– Род Макги мертв, – горько произнес Сондгард.
– Этого парня, возможно, все равно убили бы. Его или кого‑нибудь другого. Он был убит, потому что вы вспугнули вашего Форреста. Но если бы вы не вспугнули его, сколько еще человек он убил бы? Может быть, этого же Рода Макги и еще кучу народу. Не взваливайте вину на себя, Эрик, вы все сделали правильно. Я не представляю, что я бы мог сделать иначе. А у вас было одно или два превосходных действия, они бы мне даже и в голову не пришли.

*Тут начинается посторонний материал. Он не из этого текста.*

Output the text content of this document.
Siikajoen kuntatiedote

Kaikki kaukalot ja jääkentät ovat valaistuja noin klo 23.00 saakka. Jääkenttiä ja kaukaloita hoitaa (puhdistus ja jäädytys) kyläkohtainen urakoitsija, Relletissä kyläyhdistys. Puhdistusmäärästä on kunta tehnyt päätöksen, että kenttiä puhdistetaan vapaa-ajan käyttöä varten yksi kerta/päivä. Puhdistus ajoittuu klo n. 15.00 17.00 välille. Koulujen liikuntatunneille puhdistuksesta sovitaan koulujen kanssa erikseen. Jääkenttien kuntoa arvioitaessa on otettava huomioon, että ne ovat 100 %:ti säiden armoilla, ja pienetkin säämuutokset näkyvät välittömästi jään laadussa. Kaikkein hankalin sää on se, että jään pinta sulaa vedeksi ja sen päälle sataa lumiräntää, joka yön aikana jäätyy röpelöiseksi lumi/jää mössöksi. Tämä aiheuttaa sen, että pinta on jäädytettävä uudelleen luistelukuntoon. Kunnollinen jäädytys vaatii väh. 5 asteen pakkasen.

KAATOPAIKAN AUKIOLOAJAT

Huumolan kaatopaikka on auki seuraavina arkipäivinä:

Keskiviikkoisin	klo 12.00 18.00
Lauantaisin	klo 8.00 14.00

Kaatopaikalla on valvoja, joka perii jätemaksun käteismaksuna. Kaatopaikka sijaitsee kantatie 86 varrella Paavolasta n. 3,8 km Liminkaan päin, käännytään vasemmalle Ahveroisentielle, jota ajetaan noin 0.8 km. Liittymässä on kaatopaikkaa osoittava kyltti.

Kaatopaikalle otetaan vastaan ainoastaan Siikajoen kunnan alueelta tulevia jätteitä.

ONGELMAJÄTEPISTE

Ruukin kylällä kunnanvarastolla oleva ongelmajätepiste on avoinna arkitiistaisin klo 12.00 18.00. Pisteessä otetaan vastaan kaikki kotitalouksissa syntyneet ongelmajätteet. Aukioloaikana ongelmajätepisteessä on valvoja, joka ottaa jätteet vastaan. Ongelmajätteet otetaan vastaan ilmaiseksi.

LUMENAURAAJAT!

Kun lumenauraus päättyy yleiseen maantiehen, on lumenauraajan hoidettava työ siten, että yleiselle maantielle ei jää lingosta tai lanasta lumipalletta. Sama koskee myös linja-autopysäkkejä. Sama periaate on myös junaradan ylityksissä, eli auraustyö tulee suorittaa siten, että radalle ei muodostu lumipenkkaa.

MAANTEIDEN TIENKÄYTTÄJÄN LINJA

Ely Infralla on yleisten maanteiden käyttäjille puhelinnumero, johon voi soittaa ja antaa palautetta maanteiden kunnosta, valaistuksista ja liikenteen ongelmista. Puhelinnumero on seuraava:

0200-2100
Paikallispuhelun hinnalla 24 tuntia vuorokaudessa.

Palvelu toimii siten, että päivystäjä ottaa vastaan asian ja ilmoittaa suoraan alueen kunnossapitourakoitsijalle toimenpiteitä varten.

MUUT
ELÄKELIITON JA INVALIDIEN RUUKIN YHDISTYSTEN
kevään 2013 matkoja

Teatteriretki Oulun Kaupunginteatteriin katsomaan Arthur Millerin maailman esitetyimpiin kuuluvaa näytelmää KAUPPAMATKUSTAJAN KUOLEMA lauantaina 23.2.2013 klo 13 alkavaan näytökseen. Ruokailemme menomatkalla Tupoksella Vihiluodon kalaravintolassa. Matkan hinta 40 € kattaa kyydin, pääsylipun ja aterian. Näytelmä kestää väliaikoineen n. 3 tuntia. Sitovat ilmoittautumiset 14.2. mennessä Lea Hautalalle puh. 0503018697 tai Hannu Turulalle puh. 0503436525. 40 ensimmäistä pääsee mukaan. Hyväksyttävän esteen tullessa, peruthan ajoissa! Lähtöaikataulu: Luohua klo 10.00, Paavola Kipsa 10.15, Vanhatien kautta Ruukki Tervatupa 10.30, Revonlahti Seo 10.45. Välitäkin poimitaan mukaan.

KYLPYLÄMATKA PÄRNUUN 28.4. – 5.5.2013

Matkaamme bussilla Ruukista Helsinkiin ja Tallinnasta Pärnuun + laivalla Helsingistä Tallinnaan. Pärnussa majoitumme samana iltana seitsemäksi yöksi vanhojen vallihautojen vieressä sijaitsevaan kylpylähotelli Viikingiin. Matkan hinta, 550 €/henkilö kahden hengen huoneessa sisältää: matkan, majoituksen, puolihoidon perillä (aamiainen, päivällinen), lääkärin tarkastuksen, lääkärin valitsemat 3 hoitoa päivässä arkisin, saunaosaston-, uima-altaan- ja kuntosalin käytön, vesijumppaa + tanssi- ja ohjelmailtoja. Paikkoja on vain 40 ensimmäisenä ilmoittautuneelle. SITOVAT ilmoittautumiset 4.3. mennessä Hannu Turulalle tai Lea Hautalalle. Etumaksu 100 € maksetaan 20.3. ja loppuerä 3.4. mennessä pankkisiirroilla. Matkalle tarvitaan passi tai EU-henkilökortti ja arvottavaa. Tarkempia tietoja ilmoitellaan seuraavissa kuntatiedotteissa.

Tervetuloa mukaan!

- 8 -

Сондгард не дал себя убедить, но он перестал спорить, потому что они тратили время. Они договорились, что капитан Гаррет займется поисками на берегу, а Сондгард останется на катере. Форрест наверняка к этому времени уже добрался до суши, но он может попытаться снова броситься в воду, если люди капитана Гаррета окажутся слишком близко.
Они уделили несколько минут налаживанию радиосвязи между катером, одной из машин полиции штата, через ближайшую полицейскую подстанцию, и Джойс Равенфилд в ее кабинете. Затем капитан Гаррет сошел на берег, и они снова отплыли на середину озера.
Четыре часа. Четыре пятнадцать. Четыре тридцать.
Уголком глаза Сондгард отметил цветную вспышку. Вспышка цвета, раздражение. Капитан продолжал старательно смотреть на береговую линию и воду возле нее, а это пятно оранжевого цвета отвлекало его. Внезапно Сондгард понял все.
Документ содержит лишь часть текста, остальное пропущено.